CINCINNATI -- Sean Okoli wouldn’t be surprised if FC Cincinnati were among the best-dressed teams in the United Soccer League.
For the standout forward and some of the other guys on the first-year squad, the way they dress and play go hand in hand.
Those fashionable-looking guys walking into Nippert Stadium on game days play as organized as they look. FC Cincinnati, which hosts first-place Louisville at 4 p.m. Saturday, sits in third place in the USL Eastern Conference.
“We play some of the best futbol in the league, so I think we're one of the best-dressed too,” Okoli said. “Look good, play good.”
The club has a “business casual” dress code on game days, and some take that to the next level.
A few are known to enjoy shopping — some even went to Chicago for a shopping trip during an off weekend in May — and even those who don’t still dress pretty sharp, according to several players on the team.
“I would say I always try to look stylish, whether that means sweat pants and t-shirt during the week, and on the weekends I'm in a suit for a game. I think you can always make yourself look presentable,” midfielder Ross Tomaselli said. “The way you dress is a reflection of who you are, so I try to match that.
“I like to think, on the soccer field I'm an organized player and I'm always trying to put things in place, so I like to think my style kind of reflects that, in that I'm always pretty put together. I try to look presentable and keep it consistent.”
Tomaselli and Okoli are considered among the team’s best dressers, along with forward Andrew Wiedeman, midfielders Jimmy McLaughlin and Corben Bone, defender Harrison Delbridge and goalie Mitch Hildebrandt, according to several players.
Each one has a different style, but Tomaselli said the thing that he thinks sets him apart is the bolo tie he inherited from his grandfather. His go-to attire usually features black AG slacks, black Chelsea boots and a nice shirt to match.
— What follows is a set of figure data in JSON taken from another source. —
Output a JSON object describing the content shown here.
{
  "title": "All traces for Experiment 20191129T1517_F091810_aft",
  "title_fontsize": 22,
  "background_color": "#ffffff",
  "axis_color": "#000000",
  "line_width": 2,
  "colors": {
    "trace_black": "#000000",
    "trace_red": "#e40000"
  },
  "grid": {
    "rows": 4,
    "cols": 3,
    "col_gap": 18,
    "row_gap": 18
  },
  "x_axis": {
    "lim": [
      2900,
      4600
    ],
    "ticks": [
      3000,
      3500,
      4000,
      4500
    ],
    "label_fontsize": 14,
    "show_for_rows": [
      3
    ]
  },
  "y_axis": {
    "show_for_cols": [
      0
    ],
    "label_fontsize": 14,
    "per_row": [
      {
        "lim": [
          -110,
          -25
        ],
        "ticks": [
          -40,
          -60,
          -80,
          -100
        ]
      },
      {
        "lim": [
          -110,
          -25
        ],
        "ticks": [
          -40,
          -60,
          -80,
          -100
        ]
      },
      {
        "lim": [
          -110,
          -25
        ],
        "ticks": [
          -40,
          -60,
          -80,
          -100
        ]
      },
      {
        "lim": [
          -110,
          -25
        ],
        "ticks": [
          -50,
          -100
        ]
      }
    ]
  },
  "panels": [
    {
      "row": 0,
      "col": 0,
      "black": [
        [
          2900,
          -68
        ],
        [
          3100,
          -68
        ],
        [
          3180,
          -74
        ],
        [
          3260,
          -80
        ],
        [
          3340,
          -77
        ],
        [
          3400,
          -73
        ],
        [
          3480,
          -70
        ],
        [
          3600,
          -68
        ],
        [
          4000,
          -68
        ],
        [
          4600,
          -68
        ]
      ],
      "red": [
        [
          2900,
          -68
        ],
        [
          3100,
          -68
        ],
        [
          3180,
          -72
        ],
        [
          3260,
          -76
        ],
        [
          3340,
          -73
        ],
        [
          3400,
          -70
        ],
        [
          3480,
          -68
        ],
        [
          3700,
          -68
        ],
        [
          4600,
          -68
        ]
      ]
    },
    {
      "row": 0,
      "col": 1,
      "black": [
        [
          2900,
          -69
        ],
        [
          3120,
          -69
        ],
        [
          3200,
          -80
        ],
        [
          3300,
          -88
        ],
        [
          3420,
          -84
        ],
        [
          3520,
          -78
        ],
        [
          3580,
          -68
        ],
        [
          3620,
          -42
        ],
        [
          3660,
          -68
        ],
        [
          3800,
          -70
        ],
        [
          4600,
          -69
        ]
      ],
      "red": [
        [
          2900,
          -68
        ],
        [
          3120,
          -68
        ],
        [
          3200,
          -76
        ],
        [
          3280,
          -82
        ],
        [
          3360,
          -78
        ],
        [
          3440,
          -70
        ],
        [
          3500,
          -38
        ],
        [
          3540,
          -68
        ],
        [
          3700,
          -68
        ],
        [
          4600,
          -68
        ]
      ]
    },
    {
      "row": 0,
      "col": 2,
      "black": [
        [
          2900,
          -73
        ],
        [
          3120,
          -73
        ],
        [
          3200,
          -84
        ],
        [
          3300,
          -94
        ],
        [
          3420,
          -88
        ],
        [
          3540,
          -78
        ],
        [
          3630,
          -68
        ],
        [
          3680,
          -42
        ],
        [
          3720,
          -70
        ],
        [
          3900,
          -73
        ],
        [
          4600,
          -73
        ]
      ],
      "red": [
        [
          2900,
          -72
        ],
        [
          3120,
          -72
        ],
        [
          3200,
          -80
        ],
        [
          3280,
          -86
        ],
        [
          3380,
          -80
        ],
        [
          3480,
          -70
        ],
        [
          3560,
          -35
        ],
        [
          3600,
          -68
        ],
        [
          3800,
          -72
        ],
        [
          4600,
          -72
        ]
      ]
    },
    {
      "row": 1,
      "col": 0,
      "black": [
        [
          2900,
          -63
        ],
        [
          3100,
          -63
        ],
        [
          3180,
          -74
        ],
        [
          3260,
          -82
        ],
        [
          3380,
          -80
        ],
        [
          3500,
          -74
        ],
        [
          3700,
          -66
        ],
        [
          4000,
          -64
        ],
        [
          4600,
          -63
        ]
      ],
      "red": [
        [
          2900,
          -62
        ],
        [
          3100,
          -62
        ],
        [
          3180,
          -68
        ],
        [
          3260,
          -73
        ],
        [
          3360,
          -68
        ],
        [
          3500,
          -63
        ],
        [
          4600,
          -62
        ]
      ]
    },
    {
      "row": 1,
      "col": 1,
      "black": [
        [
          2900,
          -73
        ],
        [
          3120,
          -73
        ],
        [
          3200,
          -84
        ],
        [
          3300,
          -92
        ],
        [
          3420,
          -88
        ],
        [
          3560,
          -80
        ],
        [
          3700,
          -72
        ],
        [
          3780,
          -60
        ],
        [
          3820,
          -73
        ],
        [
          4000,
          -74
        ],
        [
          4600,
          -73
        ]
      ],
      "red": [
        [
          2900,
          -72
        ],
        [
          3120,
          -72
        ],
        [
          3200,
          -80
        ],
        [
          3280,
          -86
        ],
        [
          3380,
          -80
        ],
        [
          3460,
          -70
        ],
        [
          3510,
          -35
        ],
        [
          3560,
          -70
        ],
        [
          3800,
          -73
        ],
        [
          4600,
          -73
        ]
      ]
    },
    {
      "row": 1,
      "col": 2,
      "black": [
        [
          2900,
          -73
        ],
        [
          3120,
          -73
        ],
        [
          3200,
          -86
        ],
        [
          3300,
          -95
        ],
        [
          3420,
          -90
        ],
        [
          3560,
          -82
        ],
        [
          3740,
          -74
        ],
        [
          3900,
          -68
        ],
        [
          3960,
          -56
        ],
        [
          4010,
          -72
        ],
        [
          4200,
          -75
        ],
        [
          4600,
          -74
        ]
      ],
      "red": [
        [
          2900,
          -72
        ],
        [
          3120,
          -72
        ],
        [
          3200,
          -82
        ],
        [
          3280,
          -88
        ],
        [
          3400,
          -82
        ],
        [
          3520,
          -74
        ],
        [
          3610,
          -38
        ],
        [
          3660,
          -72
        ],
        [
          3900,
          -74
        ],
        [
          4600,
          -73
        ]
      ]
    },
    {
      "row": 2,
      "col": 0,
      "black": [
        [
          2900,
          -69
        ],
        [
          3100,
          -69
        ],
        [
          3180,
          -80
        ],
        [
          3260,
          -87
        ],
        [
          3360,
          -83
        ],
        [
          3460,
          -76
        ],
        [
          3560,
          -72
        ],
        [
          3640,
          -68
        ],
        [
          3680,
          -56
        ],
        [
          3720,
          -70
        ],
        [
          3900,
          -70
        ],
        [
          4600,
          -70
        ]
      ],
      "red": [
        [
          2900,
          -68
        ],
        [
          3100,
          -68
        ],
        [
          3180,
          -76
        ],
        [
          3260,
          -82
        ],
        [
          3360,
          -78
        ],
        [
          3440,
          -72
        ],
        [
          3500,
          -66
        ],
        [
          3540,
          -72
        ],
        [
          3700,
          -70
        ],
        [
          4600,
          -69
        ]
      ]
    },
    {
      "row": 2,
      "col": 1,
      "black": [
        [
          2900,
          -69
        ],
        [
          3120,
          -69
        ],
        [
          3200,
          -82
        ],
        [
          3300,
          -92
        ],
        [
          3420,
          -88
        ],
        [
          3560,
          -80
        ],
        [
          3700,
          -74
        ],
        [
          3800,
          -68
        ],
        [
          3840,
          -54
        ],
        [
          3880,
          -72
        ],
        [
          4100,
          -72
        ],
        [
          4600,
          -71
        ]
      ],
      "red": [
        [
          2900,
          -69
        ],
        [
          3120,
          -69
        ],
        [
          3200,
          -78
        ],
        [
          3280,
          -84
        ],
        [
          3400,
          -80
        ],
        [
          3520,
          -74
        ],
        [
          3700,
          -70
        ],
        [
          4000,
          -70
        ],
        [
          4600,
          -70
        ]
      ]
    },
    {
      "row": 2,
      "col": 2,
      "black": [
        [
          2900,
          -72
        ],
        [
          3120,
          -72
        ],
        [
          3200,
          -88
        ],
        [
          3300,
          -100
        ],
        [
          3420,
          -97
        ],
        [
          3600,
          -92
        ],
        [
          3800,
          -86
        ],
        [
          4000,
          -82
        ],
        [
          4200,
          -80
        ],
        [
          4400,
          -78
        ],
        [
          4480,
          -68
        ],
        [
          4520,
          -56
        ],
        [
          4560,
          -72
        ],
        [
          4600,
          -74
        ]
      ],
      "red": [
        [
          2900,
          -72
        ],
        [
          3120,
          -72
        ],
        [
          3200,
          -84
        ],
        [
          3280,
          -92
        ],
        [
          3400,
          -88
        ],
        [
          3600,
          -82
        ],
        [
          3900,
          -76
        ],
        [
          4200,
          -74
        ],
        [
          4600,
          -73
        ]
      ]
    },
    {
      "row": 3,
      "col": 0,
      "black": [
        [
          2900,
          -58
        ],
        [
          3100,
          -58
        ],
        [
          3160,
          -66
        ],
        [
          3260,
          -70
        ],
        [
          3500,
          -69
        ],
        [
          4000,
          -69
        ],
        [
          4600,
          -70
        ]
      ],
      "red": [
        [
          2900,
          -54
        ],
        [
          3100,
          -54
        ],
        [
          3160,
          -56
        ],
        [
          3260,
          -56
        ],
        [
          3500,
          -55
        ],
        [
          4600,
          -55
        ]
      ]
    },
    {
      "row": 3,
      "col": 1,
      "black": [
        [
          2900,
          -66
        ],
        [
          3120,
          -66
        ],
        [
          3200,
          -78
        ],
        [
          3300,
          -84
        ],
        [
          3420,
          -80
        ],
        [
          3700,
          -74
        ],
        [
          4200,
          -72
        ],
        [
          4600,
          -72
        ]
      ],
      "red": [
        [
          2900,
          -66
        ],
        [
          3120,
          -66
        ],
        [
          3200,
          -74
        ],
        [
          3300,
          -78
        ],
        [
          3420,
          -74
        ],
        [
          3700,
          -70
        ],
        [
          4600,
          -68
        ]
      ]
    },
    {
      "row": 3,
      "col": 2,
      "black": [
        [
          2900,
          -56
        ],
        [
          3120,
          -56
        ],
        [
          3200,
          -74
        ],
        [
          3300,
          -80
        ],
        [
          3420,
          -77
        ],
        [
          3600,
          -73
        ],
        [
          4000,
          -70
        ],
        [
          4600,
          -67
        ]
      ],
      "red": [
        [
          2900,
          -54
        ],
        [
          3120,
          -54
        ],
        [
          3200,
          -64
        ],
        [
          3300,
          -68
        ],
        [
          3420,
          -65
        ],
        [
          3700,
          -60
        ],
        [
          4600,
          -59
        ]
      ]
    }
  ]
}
“It's something I developed over time,” Tomaselli said of his fashion sense. “I think the beautiful thing about soccer is it's a global sport, so it sparks your interest in places all over the world, and with that, there's a whole culture to soccer. I've been fortunate to travel around the world and see how soccer players and citizens of the world dress and act in different cultures, so I think soccer has really sparked my interest in fashion.
“In a weird way, fashion and soccer go hand in hand. I think soccer in its purest form is an art, and I think fashion, in a sense, is an art, so I think a lot of people that are drawn to soccer are drawn to fashion as well. If you look at the top soccer players in the world, guys like Cristiano Ronaldo, Sergio Ramos, Andrea Pirlo, David Beckham, they are all fashion icons.”
Wiedeman, on the other hand, doesn’t think too much about fashion, but does try to “look presentable.”
He learned long ago to approach soccer with a business-like attitude, whether he’s coming to practice or on game days.
“I do not wear hats or sweats into the locker room,” he said. “When I was a rookie, I came in one day dressed in, I think, gym shorts and a hat or something, and a guy on the team pulled me aside and gave me a talking to about how I'm coming in and earning a paycheck and I need to look the part. From that day forward, it's been proper pants, real shoes, and if I want to be casual, I'll change into sweats at home or something. Game day I try to dress up a little more.”
At the beginning of the season the worst-dressed player on the team would receive a fine as part of a joke, Okoli said.
That might have impacted people’s attire; however, Okoli never really had to worry about being fined. He even takes a stylish approach to streetwear.
“I could surprise you with anything,” said Okoli, who enjoys the shopping process. “I could look like a businessman one day and a streetwear type of swag the next day. It depends on how I'm feeling really.”
Okoli is especially known for his love of shoes, though. He has a closet full and even more back home in Seattle — part of a collection he’s been building since high school.
Bone also has a unique style and “pushes the boundaries,” according to Wiedeman, who noted his teammate is “not afraid to wear something different.”
McLaughlin goes for more of a catalog look but sets himself apart with his summer bow ties. He only has a few different ones, and he admits he doesn’t know how to tie them himself, but McLaughlin enjoys breaking out pastel-colored bow ties this time of year.
“I initially just thought it looked different than what everyone else wears,” he said. “I had a suit when I was really young that my grandpa got me a bow tie with, so I guess it started there, but it's mostly a summer thing for me — with nice soft, pastel colors. Other guys I've played with have rocked the bow tie, and I always think it looks nice.”
The idea of looking sharp means different things to different people, but Okoli said the important thing is that the players appear professional on game days and “look presentable” in public.
“Some guys go over the top, but I think everyone looks pretty sharp for the most part,” Okoli said. “Top to bottom, it’s a pretty well-dressed group.”